Following the appointment of BJ Mercantile, Inc. last year as official sales and services dealer, Scania unveiled its corporate offices, showroom, and service facility at 1132 EDSA in Balintawak, Quezon City last week, formalizing its entry in the local market.
Scania, named after the southernmost Swedish province where it was founded in 1891, first made “engine-propelled carriages” in the late 19th century before it became a leading manufacturer of heavy trucks and buses—along with industrial, marine, and power engines. It has production facilities in Sweden, France, the Netherlands, Argentina, Poland, Brazil, and Russia; and assembly plants in Africa, Asia, and Europe.
Today, even as it is now a part of the considerable Volkswagen Group, Scania proudly retains its Swedish heritage—with the logo even adopted from the coat of arms of the Scania province. The brand operates in about 100 countries where it employs more than 37,500 employees, and has sold more than 1,400,000 trucks and buses.
Now, according to BJ Mercantile VP Leilani Lim-Tan, variants of Scania’s G360 and G410 trucks are readily available and are in Scania’s EDSA inventory. The facility features a display area that accommodates eight trucks, and a service area with three bays plus a drivers’ lounge, tools room, service reception area, assembly area, and stock room.
Headquartered within the company’s 8,000-square-meter property, BJ Mercantile is extremely confident about the resonance of Scania in the market. One can say the timing is just about right, as well. With a looming power shortage, Lim-Tan reports that Scania’s generator sets for industrial use will be coming in by the end of March. Buses and coaches—seeking to meet fixed-route demands—are expected to arrive in mid-May.
This means Scania is poised for growth over the short and long term. BJ Mercantile’s large facility in San Simon, Pampanga can be allocated for the business “depending on how the market grows” by the end of next year, Lim-Tan said in an earlier interview with STAR Motoring. Scania projects to sell a consolidated total of 60 units of buses, coaches, and trucks for the year.

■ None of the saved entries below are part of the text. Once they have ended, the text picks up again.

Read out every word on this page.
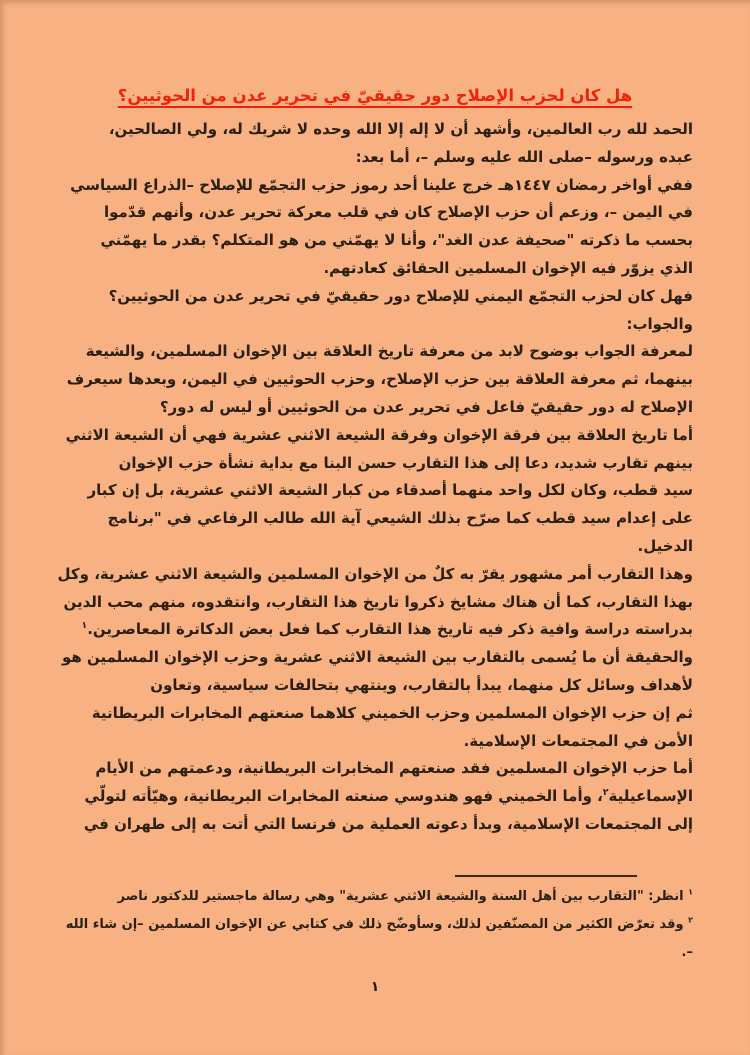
هل كان لحزب الإصلاح دور حقيقيّ في تحرير عدن من الحوثيين؟
الحمد لله رب العالمين، وأشهد أن لا إله إلا الله وحده لا شريك له، ولي الصالحين،
عبده ورسوله –صلى الله عليه وسلم –، أما بعد:
ففي أواخر رمضان ١٤٤٧هـ خرج علينا أحد رموز حزب التجمّع للإصلاح –الذراع السياسي
في اليمن –، وزعم أن حزب الإصلاح كان في قلب معركة تحرير عدن، وأنهم قدّموا
بحسب ما ذكرته "صحيفة عدن الغد"، وأنا لا يهمّني من هو المتكلم؟ بقدر ما يهمّني
الذي يزوّر فيه الإخوان المسلمين الحقائق كعادتهم.
فهل كان لحزب التجمّع اليمني للإصلاح دور حقيقيّ في تحرير عدن من الحوثيين؟
والجواب:
لمعرفة الجواب بوضوح لابد من معرفة تاريخ العلاقة بين الإخوان المسلمين، والشيعة
بينهما، ثم معرفة العلاقة بين حزب الإصلاح، وحزب الحوثيين في اليمن، وبعدها سيعرف
الإصلاح له دور حقيقيّ فاعل في تحرير عدن من الحوثيين أو ليس له دور؟
أما تاريخ العلاقة بين فرقة الإخوان وفرقة الشيعة الاثني عشرية فهي أن الشيعة الاثني
بينهم تقارب شديد، دعا إلى هذا التقارب حسن البنا مع بداية نشأة حزب الإخوان
سيد قطب، وكان لكل واحد منهما أصدقاء من كبار الشيعة الاثني عشرية، بل إن كبار
على إعدام سيد قطب كما صرّح بذلك الشيعي آية الله طالب الرفاعي في "برنامج
الدخيل.
وهذا التقارب أمر مشهور يقرّ به كلٌ من الإخوان المسلمين والشيعة الاثني عشرية، وكل
بهذا التقارب، كما أن هناك مشايخ ذكروا تاريخ هذا التقارب، وانتقدوه، منهم محب الدين
بدراسته دراسة وافية ذكر فيه تاريخ هذا التقارب كما فعل بعض الدكاترة المعاصرين.$^١$
والحقيقة أن ما يُسمى بالتقارب بين الشيعة الاثني عشرية وحزب الإخوان المسلمين هو
لأهداف وسائل كل منهما، يبدأ بالتقارب، وينتهي بتحالفات سياسية، وتعاون
ثم إن حزب الإخوان المسلمين وحزب الخميني كلاهما صنعتهم المخابرات البريطانية
الأمن في المجتمعات الإسلامية.
أما حزب الإخوان المسلمين فقد صنعتهم المخابرات البريطانية، ودعمتهم من الأيام
الإسماعيلية$^٢$، وأما الخميني فهو هندوسي صنعته المخابرات البريطانية، وهيّأته لتولّي
إلى المجتمعات الإسلامية، وبدأ دعوته العملية من فرنسا التي أتت به إلى طهران في
$^١$ انظر: "التقارب بين أهل السنة والشيعة الاثني عشرية" وهي رسالة ماجستير للدكتور ناصر
$^٢$ وقد تعرّض الكثير من المصنّفين لذلك، وسأوضّح ذلك في كتابي عن الإخوان المسلمين –إن شاء الله
–.
١
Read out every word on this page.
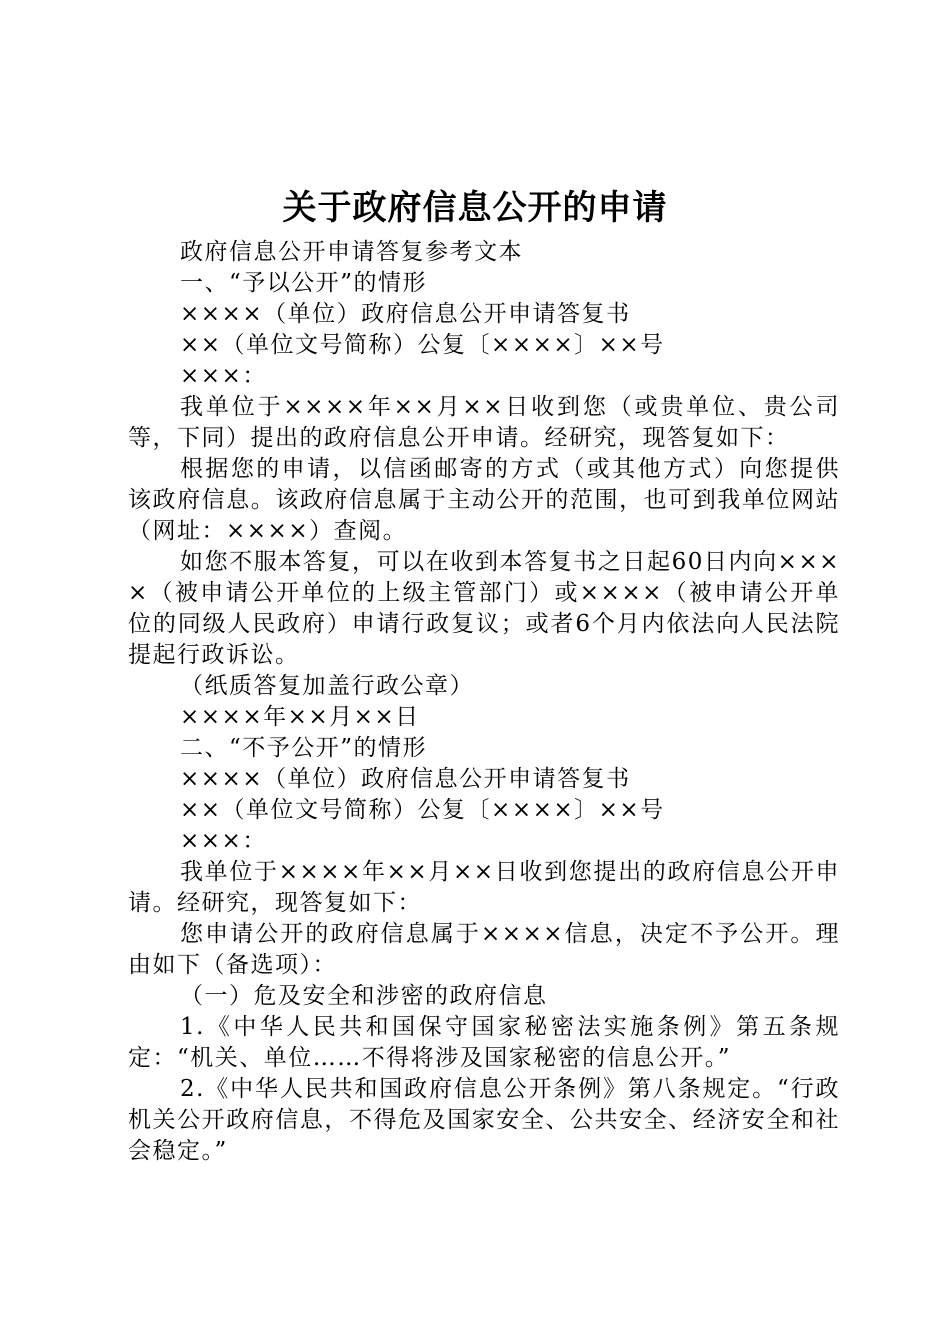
关于政府信息公开的申请

政府信息公开申请答复参考文本

一、“予以公开”的情形

××××（单位）政府信息公开申请答复书

××（单位文号简称）公复〔××××〕××号

×××：

我单位于××××年××月××日收到您（或贵单位、贵公司等，下同）提出的政府信息公开申请。经研究，现答复如下：

根据您的申请，以信函邮寄的方式（或其他方式）向您提供该政府信息。该政府信息属于主动公开的范围，也可到我单位网站（网址：××××）查阅。

如您不服本答复，可以在收到本答复书之日起60日内向××××（被申请公开单位的上级主管部门）或××××（被申请公开单位的同级人民政府）申请行政复议；或者6个月内依法向人民法院提起行政诉讼。

（纸质答复加盖行政公章）

××××年××月××日

二、“不予公开”的情形

××××（单位）政府信息公开申请答复书

××（单位文号简称）公复〔××××〕××号

×××：

我单位于××××年××月××日收到您提出的政府信息公开申请。经研究，现答复如下：

您申请公开的政府信息属于××××信息，决定不予公开。理由如下（备选项）：

（一）危及安全和涉密的政府信息

1.《中华人民共和国保守国家秘密法实施条例》第五条规定：“机关、单位……不得将涉及国家秘密的信息公开。”

2.《中华人民共和国政府信息公开条例》第八条规定。“行政机关公开政府信息，不得危及国家安全、公共安全、经济安全和社会稳定。”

Meanwhile, Scania Southeast Asia managing director James Armstrong, in town for the showroom opening, says that the company liked what it saw in the Philippines: “good economic conditions and good business opportunities.”
Replying to a question from STAR Motoring if there has been a perceived shift in the ASEAN region towards more premium commercial vehicles such as Scania, Armstrong declares: “We see increasing professionalism of operators who really understand how better quality vehicles can increase their revenue by (prolonging) vehicle uptime… more miles, more load capacity, more tons per kilometer, more passengers.”
Scania thus appeals to more mature businessmen with a “higher focus on total operating economy… Operators believe in the value that Scania can deliver.”
The Philippines, Armstrong asserts, is characterized by a high proportion of second-hand commercial vehicles. But the tide has begun to turn, and Scania wants to be here to catch a wave – or two, or even more.